Corn carryover decreased in USDA report
USDA released its February Crop Production and World Agricultural Supply and Demand Estimates (WASDE) reports last Thursday, with analysts calling it neutral to bullish for corn and neutral to bearish for wheat and beans.
The report showed a lower U.S. 2011 corn carryout, decreased by 45 million bushels to 801 million bushels, with much of it attributed to a 50 million-bushel increase in exports.
USDA also cut Argentina’s corn production from its January estimate by 4 million metric tons (mmt), dropping overall production to 22 mmt.
Brazil’s corn production was unchanged.
On Feb. 9, opening trade for March corn future was up 7 cents, and the March soybean future was up 13 cents, according to the cmegroup.com website.
U.S. ending stocks
USDA left soybean ending stocks unchanged from the January estimate at 275 million bushels.
Domestic wheat stocks came in toward the low end of pre-report estimates, with an estimated 845 million bushels on hand.
“Domestic ending stocks numbers for corn, beans and wheat all came within expectations falling mostly in the neutral category,” DTN Analyst John Sanow said. “Corn fell 45 mb (50 mb increase in exports, 5 mb increase in imports) from January to 801 mb. In the near-term, this could be considered neutral-to-bullish. From a long-term outlook, though, the situation grew more bullish as stocks to use shrank to 6.3 percent, drawing closer to the tightest level in history at 5 percent in 1995-1996.

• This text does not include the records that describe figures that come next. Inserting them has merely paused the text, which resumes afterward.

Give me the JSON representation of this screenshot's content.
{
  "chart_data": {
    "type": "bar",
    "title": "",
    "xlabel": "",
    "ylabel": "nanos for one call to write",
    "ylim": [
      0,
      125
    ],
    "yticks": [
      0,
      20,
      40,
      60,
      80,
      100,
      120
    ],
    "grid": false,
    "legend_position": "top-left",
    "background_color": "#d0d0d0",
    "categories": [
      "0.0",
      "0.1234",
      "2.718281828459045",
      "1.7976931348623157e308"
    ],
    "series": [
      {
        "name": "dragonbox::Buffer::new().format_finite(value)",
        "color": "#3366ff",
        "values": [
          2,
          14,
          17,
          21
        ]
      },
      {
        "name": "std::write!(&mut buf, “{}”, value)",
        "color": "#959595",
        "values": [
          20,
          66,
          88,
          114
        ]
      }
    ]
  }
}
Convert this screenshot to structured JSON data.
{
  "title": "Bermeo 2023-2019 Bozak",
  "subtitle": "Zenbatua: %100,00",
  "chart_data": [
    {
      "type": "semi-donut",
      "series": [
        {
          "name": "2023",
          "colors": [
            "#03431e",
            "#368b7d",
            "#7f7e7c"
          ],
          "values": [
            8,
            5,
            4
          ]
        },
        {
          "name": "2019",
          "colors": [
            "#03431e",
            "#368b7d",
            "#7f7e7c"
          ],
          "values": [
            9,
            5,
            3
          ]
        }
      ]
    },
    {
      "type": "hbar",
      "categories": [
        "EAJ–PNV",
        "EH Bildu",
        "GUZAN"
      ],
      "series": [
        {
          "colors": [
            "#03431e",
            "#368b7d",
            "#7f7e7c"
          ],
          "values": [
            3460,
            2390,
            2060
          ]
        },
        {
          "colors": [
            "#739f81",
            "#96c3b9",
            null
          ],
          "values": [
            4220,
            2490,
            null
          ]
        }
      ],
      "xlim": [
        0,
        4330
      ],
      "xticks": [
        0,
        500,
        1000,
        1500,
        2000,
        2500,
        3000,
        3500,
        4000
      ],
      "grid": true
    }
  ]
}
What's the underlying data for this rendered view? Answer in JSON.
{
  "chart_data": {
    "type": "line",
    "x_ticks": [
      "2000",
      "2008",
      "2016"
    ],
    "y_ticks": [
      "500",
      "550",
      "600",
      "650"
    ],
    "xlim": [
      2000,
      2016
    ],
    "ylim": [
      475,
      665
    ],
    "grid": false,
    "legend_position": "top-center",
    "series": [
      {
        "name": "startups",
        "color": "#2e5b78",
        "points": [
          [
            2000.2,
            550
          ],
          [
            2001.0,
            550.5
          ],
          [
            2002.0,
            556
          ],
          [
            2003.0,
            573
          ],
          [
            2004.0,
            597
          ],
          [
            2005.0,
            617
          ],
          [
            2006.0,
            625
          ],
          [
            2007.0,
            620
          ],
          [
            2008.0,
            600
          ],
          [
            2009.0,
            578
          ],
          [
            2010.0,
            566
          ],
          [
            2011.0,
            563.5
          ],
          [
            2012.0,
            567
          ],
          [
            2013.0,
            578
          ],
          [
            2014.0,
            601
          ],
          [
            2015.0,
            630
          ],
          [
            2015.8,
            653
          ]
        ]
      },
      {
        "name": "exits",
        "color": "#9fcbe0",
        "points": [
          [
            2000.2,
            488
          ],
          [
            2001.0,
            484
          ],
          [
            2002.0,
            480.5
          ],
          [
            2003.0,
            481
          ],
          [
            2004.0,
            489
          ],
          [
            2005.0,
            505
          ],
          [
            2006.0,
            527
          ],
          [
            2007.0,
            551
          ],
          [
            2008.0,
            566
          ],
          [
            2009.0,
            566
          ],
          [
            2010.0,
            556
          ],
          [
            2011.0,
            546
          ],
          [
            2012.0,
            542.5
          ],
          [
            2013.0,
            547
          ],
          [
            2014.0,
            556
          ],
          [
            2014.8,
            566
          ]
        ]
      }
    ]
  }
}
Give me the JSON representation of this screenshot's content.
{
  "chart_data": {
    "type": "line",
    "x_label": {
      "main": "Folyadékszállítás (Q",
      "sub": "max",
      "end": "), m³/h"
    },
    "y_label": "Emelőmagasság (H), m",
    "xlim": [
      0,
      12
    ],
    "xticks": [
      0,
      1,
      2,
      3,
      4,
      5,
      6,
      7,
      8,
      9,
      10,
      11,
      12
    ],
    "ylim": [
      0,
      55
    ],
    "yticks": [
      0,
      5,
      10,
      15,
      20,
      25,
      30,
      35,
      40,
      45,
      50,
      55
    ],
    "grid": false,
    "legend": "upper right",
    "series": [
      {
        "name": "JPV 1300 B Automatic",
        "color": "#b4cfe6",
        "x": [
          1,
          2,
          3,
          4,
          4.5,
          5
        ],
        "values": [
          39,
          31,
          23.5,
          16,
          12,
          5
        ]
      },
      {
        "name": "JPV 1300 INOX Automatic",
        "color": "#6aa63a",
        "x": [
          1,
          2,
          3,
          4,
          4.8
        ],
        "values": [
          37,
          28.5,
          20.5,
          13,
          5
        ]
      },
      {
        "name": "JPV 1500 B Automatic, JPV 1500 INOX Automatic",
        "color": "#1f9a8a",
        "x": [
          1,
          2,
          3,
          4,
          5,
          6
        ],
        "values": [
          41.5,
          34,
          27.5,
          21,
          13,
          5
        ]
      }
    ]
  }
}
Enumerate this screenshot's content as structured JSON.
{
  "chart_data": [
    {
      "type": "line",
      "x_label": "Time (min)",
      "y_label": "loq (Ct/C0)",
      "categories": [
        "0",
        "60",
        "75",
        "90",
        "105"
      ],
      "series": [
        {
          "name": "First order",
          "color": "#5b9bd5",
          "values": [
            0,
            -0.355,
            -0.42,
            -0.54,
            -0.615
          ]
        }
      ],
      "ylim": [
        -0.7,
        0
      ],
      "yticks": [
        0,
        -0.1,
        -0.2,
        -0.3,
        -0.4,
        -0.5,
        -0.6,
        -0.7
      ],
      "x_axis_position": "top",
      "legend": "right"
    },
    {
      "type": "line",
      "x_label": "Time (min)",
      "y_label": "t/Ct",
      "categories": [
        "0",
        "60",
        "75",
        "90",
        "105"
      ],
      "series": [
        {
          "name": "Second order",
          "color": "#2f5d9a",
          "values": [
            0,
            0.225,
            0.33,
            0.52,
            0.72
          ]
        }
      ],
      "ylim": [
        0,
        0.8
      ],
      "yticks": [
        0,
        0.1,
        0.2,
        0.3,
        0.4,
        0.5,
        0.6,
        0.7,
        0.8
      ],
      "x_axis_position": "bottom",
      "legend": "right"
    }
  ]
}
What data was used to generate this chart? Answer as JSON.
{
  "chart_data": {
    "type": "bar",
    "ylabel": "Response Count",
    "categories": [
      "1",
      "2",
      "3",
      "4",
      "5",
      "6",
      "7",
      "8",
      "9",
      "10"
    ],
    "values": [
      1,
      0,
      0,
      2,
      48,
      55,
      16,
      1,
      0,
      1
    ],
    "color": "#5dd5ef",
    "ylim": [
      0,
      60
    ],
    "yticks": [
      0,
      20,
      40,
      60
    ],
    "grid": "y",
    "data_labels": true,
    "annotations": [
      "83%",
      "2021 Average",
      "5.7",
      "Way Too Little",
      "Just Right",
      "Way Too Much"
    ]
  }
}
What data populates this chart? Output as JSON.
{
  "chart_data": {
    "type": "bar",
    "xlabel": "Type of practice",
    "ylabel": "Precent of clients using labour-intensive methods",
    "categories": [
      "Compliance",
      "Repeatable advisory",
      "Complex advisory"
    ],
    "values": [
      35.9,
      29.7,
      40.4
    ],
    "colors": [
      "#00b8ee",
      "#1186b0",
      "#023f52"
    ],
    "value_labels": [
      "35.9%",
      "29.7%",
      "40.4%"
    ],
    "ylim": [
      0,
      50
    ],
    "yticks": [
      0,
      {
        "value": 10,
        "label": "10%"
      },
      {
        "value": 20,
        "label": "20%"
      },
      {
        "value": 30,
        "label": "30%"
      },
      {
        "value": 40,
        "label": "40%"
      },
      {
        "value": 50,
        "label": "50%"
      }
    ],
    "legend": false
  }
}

“Ending stocks for soybeans were left unchanged at 275 mb against expectations for a slight decrease, meaning stocks to use is left unchanged at 9.1 percent. The wheat number could be considered neutral to bullish as the reported 845 mb came in on the low side of expectations at 845 mb tied to a 25 mb increase in exports.”
World ending stocks
Global ending stocks of corn were whittled down to 125.35 mmt from January’s estimate of 128.14 mmt.
Soybean supplies were shaved down to 60.28 mmt from last month’s estimate of 63.43.
Wheat ending stocks grew to 213.1 mmt globally, an increase of about 3 mmt.Wheat is reports´ bearish surprise
The global numbers were neutral to bullish for beans and corn, and bearish for wheat, Sanow said.
“As expected, global ending stocks fell for both corn and beans on a drop in production for Brazil and Argentina,” Sanow said. “Ending stocks to use fell to 14.4 percent for corn, representing the tightest level since the 1973-1974 marketing year. The number fell to 23.4 percent for beans, which is nearing the 2007-2008 marketing year when 22.3 percent was seen. These numbers could also still be overstated as local estimates continue to come in below the revised numbers.
“If there was a bearish surprise in the report, it was in wheat. Ending stocks rose on increased production in India, Kazakhstan and Morocco, while Europe, Ukraine and Russia were all left unchanged. Traders were expecting a slight decrease, while the market was calling for a large reduction due to the significant weakening of the carry in the Chicago futures spreads recently.”
USDA held Brazilian corn production level at 61 mmt. The country’s soybean production was cut by 2 mmt to 72 mmt.
Argentina’s corn crop estimate was lowered by 4 mmt. Its soybean crop is also expected to be smaller at 48 mmt, a 2.5 mmt decrease.
Wheat production in the former Soviet Union and the European Union (EU) were left relatively unchanged. EU production was held steady at 137.5 mmt while production in former Soviet Union countries was actually increased by 0.2 mmt.